# Clipping Butt Designs



## Lexiie (Nov 14, 2011)

I think there have been TONS of threads on this, but I'm going to a fun show in two weeks, and I want to have fun with my clippers.

The name is Cloverleaf Saddle Club, so I was thinking about clipping a four leaf clover into her but.

Her name is Alibi, and I was thinking about maybe putting an A, but that seems weird. I'm assuming I should do both sides? I'd be clipping into her hair, not leaving it and clipping around it. 

Any suggestions?


----------



## BoldComic (Feb 26, 2012)

Clipping a clover would be fun. Print out your design on contact paper. Then cut it out with a razor knife.
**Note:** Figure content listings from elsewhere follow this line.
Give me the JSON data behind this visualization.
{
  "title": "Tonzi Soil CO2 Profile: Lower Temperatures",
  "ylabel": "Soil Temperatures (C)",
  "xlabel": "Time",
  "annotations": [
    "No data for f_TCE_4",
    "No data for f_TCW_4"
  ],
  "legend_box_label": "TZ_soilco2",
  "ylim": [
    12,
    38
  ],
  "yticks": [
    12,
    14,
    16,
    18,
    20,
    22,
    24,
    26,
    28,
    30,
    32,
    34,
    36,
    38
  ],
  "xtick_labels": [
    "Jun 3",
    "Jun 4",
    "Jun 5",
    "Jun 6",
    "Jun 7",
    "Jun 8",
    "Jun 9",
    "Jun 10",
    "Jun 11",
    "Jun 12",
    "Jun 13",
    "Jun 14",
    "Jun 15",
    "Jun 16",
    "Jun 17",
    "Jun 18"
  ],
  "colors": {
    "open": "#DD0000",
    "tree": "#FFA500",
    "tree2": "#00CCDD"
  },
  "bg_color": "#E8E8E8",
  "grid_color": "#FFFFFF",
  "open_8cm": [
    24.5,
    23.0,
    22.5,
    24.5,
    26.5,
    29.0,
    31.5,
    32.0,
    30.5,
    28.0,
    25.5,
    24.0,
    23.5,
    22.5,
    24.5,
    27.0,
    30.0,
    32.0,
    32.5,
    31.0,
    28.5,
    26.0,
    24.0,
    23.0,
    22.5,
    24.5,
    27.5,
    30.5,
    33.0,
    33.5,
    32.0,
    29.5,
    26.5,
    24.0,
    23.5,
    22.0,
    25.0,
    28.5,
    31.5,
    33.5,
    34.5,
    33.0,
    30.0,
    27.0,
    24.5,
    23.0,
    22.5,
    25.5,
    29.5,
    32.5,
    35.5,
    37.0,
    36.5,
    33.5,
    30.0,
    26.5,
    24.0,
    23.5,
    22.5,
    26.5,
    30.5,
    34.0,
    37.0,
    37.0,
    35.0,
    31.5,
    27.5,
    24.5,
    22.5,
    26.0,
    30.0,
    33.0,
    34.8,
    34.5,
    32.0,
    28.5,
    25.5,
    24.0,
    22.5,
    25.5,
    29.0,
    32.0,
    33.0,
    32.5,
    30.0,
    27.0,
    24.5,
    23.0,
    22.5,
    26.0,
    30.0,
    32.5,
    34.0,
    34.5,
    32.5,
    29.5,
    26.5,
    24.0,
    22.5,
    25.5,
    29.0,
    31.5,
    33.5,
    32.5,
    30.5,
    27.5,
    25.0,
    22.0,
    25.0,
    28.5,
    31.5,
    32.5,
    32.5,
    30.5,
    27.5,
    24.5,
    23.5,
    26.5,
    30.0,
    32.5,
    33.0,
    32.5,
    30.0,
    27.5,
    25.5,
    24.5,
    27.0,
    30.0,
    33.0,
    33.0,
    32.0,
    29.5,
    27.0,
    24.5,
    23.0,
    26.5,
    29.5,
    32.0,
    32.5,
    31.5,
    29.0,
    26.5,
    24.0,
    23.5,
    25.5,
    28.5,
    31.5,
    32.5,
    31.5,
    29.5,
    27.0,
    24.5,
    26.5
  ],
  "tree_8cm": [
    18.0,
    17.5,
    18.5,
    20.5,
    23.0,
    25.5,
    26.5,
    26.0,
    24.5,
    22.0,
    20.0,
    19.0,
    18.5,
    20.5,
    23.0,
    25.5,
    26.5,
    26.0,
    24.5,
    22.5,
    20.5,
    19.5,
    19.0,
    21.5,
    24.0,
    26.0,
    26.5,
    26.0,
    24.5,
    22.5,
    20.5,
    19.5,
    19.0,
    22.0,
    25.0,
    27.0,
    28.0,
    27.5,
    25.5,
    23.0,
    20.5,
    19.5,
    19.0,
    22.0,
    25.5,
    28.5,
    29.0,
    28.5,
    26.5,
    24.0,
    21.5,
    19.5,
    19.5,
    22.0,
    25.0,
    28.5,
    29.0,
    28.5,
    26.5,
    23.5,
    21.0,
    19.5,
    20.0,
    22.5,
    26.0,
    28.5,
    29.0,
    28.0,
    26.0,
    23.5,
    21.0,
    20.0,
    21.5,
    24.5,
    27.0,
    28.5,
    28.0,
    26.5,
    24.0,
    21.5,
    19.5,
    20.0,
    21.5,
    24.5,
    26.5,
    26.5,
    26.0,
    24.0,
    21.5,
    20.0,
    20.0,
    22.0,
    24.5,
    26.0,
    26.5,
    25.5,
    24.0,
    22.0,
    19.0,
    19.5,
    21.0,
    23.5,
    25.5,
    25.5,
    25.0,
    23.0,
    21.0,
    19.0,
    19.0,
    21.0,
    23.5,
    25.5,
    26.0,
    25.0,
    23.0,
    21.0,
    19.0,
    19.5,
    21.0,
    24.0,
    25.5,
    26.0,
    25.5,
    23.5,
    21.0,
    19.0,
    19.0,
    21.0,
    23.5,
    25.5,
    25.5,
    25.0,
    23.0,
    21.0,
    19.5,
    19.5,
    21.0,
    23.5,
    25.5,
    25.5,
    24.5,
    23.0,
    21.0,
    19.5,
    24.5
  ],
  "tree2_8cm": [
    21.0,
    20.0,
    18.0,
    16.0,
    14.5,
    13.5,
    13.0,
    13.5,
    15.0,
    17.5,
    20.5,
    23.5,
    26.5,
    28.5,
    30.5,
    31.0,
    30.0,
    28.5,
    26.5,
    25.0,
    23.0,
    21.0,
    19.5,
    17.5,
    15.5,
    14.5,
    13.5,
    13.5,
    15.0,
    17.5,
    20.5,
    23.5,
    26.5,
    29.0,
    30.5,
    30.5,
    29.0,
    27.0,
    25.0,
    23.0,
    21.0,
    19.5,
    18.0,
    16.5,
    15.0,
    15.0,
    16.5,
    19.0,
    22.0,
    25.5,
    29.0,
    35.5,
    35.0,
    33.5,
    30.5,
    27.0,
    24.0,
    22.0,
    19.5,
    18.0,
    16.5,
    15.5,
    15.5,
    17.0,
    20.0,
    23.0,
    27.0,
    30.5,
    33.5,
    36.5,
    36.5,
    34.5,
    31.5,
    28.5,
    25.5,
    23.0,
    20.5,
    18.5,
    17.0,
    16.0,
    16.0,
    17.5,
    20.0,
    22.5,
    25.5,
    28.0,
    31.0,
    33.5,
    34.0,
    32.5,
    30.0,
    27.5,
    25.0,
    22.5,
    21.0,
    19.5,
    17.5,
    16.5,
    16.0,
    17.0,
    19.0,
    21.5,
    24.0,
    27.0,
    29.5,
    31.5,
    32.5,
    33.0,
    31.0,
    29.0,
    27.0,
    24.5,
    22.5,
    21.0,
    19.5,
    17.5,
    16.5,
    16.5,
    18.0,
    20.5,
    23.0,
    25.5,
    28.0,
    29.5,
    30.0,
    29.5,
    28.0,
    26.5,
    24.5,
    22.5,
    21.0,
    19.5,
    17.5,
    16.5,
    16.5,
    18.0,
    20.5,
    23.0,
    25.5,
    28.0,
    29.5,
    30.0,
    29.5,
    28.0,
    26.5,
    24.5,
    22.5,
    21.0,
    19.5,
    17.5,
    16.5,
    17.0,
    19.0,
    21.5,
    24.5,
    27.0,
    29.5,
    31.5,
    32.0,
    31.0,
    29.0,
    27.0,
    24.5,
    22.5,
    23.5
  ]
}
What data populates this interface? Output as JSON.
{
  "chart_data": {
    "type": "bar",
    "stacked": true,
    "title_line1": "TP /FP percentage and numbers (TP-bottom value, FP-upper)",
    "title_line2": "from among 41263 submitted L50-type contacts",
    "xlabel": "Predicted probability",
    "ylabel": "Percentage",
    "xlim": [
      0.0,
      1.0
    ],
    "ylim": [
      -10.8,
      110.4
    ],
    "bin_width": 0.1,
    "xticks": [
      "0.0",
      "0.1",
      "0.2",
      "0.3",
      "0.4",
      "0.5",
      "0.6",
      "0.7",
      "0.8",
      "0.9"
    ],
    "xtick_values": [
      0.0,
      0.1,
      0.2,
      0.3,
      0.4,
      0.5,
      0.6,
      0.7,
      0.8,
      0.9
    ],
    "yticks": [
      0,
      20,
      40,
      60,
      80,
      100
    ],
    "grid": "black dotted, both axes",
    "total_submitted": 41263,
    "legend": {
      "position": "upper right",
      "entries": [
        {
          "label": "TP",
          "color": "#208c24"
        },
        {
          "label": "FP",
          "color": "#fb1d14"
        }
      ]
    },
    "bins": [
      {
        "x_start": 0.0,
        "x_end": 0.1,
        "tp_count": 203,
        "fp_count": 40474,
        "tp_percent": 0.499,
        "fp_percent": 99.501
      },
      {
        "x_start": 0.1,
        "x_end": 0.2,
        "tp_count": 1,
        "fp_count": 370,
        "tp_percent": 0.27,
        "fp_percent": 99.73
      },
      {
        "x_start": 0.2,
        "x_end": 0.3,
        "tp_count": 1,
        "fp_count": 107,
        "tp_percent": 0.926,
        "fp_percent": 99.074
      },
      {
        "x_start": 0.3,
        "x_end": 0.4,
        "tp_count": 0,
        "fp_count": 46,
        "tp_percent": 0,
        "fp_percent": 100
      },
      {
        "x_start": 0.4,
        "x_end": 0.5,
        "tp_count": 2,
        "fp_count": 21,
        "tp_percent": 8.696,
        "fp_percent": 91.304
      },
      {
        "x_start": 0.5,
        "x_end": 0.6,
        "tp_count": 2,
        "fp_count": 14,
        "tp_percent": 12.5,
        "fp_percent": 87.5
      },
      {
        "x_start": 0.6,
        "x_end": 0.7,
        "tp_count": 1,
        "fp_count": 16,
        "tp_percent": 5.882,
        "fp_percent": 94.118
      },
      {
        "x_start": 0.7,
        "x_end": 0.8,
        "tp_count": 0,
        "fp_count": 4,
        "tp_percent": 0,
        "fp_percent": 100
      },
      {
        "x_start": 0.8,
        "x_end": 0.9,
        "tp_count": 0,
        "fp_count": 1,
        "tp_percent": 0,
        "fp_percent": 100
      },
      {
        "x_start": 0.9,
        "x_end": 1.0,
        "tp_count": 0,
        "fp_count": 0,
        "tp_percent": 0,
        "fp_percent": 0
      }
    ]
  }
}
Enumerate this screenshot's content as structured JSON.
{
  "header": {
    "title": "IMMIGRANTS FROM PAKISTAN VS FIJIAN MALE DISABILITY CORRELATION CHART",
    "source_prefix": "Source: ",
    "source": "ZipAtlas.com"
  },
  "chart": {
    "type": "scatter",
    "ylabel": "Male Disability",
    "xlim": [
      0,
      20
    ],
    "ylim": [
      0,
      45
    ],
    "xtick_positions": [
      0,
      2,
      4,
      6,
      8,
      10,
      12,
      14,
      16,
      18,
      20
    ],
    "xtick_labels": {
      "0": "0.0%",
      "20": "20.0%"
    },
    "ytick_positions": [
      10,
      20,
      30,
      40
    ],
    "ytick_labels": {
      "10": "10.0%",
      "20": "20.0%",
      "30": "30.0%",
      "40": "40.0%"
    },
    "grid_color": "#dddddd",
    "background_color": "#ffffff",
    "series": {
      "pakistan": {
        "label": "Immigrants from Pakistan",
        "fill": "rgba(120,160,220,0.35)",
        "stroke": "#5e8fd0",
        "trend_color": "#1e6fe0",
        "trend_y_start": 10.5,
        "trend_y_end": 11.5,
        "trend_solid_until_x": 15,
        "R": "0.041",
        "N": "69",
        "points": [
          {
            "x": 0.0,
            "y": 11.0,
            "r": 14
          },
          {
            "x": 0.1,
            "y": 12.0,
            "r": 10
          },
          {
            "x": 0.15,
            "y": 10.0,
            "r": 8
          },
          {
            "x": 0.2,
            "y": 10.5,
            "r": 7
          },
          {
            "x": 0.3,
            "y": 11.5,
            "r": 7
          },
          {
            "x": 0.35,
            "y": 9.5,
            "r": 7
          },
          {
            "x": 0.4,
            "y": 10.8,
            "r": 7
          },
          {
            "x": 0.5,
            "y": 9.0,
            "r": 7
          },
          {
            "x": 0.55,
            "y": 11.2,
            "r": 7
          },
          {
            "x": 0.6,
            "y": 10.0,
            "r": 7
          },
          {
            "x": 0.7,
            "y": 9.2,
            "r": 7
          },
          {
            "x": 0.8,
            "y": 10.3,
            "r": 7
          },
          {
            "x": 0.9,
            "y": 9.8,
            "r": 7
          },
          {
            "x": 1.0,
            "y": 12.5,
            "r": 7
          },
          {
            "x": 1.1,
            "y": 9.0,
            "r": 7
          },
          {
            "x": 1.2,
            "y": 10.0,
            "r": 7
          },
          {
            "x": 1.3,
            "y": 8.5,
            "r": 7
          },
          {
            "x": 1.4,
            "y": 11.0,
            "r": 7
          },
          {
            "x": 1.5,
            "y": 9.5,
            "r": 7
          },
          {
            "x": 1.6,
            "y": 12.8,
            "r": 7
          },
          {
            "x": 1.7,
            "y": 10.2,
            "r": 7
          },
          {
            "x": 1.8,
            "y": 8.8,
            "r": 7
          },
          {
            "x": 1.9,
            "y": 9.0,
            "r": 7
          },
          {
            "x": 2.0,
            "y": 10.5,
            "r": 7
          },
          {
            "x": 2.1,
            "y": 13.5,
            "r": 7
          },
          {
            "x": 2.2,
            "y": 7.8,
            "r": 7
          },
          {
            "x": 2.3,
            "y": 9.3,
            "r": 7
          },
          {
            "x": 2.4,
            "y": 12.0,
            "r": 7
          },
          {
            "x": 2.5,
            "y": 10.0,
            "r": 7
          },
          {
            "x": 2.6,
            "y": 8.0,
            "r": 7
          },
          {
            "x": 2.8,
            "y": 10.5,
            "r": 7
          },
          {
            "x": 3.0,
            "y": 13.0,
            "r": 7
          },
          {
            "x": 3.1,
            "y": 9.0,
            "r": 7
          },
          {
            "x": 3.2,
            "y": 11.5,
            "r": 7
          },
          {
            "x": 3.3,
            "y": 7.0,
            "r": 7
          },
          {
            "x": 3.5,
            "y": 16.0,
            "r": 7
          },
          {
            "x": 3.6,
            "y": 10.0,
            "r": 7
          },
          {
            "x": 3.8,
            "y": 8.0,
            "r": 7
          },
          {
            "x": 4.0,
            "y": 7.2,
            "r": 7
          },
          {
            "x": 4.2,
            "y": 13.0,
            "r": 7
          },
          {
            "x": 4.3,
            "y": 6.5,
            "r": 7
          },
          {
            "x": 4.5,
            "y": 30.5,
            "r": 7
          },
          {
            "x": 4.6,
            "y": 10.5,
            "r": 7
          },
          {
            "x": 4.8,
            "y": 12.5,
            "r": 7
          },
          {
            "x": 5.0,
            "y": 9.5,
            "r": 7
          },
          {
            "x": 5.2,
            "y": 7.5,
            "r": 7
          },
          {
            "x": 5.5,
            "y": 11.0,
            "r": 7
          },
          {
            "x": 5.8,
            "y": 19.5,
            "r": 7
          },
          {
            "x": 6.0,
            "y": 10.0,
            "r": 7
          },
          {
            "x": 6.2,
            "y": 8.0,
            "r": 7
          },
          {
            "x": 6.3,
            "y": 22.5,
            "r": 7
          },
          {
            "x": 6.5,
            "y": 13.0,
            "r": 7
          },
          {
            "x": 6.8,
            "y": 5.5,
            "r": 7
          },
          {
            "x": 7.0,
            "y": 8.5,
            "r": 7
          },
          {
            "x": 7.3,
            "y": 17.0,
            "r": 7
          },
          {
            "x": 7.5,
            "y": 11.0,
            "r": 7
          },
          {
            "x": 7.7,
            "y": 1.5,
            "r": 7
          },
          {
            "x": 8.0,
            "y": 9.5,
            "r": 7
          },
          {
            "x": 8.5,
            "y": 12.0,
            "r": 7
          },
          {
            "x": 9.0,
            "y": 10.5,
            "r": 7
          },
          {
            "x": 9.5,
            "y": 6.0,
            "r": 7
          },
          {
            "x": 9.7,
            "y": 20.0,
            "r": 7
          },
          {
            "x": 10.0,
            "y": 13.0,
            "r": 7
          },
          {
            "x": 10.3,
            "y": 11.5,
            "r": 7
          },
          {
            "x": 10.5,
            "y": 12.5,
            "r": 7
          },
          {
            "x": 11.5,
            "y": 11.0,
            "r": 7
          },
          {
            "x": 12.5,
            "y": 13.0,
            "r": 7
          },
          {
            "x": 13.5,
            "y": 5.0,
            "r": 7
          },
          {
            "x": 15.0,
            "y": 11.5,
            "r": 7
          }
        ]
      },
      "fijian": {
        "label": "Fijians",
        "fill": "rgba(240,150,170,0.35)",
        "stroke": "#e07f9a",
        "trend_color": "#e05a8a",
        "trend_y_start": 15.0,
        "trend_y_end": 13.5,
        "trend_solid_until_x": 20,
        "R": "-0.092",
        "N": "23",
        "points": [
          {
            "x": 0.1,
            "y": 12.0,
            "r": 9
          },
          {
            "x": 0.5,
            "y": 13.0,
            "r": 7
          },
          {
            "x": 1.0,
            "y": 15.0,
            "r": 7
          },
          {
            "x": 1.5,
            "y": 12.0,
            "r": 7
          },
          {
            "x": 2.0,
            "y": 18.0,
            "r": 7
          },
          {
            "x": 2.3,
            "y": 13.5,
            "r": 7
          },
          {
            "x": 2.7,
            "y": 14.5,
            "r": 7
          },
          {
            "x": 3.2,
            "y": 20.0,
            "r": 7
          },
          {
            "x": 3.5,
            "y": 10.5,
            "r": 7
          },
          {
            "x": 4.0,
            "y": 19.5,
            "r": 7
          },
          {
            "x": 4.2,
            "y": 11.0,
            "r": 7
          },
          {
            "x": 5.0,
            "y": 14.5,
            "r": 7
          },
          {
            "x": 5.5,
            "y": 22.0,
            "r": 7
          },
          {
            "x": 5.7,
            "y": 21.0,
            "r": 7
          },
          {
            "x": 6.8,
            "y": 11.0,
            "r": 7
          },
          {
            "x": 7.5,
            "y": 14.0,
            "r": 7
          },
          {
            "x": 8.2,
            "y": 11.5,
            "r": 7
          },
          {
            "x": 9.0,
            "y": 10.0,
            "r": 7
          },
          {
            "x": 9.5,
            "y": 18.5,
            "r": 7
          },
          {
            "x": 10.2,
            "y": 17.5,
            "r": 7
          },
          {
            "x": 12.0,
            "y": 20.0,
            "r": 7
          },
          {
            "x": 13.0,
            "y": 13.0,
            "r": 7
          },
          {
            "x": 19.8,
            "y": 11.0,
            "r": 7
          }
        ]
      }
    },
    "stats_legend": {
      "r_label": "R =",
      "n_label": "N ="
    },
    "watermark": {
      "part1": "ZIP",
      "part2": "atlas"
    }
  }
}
Then you are left with the template to stick to her butt (not the part you cut out but the part you cut out of). That's what we do when we airbrush dogs or horses at work. I would work just as well with clipping. Stars are always fun and easy too.


----------



## sinsin4635 (Dec 1, 2009)

A clover would be cool. This is what I do with my boy.


----------



## emmasacha (Oct 26, 2008)

Here are a couple of my girls...havn't used a stencil before just used dog trimming clippers freehand.


----------



## ilovepets (Oct 29, 2012)

^^ i love that first star!!!


i have be wanting to do similar with my friends minis.

i am try to do what is on this horse!!


----------



## Tnavas (Nov 29, 2011)

You clip for a purpose to make the horse more comfortable when he has a thick coat - he is not a pair of designer jeans!


----------



## Lexiie (Nov 14, 2011)

Oh well I'm just going to do it for fun, it's not going to do any harm


----------



## Tnavas (Nov 29, 2011)

Lexiie said:


> Oh well I'm just going to do it for fun, it's not going to do any harm


It may seem to be fun but you need to think of the horses comfort - too many people clip crazy designs on their horse that leave vast areas of body uncovered that needs to be warm. 

Unless you have someone running around after you with a blanket to throw over the horses back when waiting around at shows the poor horse is left with a cold back and cold muscles get damaged easily.


----------



## Lexiie (Nov 14, 2011)

It's already in the 60's here. Plus, it's just a small spot on her butt, I'm sure she'll be fine


----------



## beau159 (Oct 4, 2010)

What about using *glitter paint *or something to make your designs? It'll still look fun for the show, but it's not permanent and not messing with your horse's hair coat.


----------



## VelvetsAB (Aug 11, 2010)

Tnavas said:


> You clip for a purpose to make the horse more comfortable when he has a thick coat - he is not a pair of designer jeans!


_Really? She just wants to clip a small shamrock into the horses bum._



Tnavas said:


> It may seem to be fun but you need to think of the horses comfort - too many people clip crazy designs on their horse that leave vast areas of body uncovered that needs to be warm.
> 
> Unless you have someone running around after you with a blanket to throw over the horses back when waiting around at shows the poor horse is left with a cold back and cold muscles get damaged easily.


_Unless you live in a place where it still thinks it is winter like Canada, it is considered springtime, and most horses as SHEDDING out their winter coats right now. In two weeks time, I would hope she wouldn't need a cooler, and if she does, well then putting a cooler on a horse after it has been worked is pretty normal. I used a cooler today at a schooling show, and it isn't a really big bother. Take it off before I go in the ring, and put it back on when I walk out. Easy peasy._

_Would using chalk to help outline the shamrock help to clip the pattern in?_

_What about brushing the hair in the wrong way with the stencil on, so that you can still see the shamrock, but you aren't clipping the summer coat? Or using a product like Twinkle Horse glitter in green?_


----------



## Lexiie (Nov 14, 2011)

I was thinking about using chalk.
And actually, she hardly gets a winter coat. She's already done shedding and is baby-butt soft! i love it, but hate it. Shedding is so fun, but I almost never get to really go at it.
(I just go and shed everyone else's horse! haha)


----------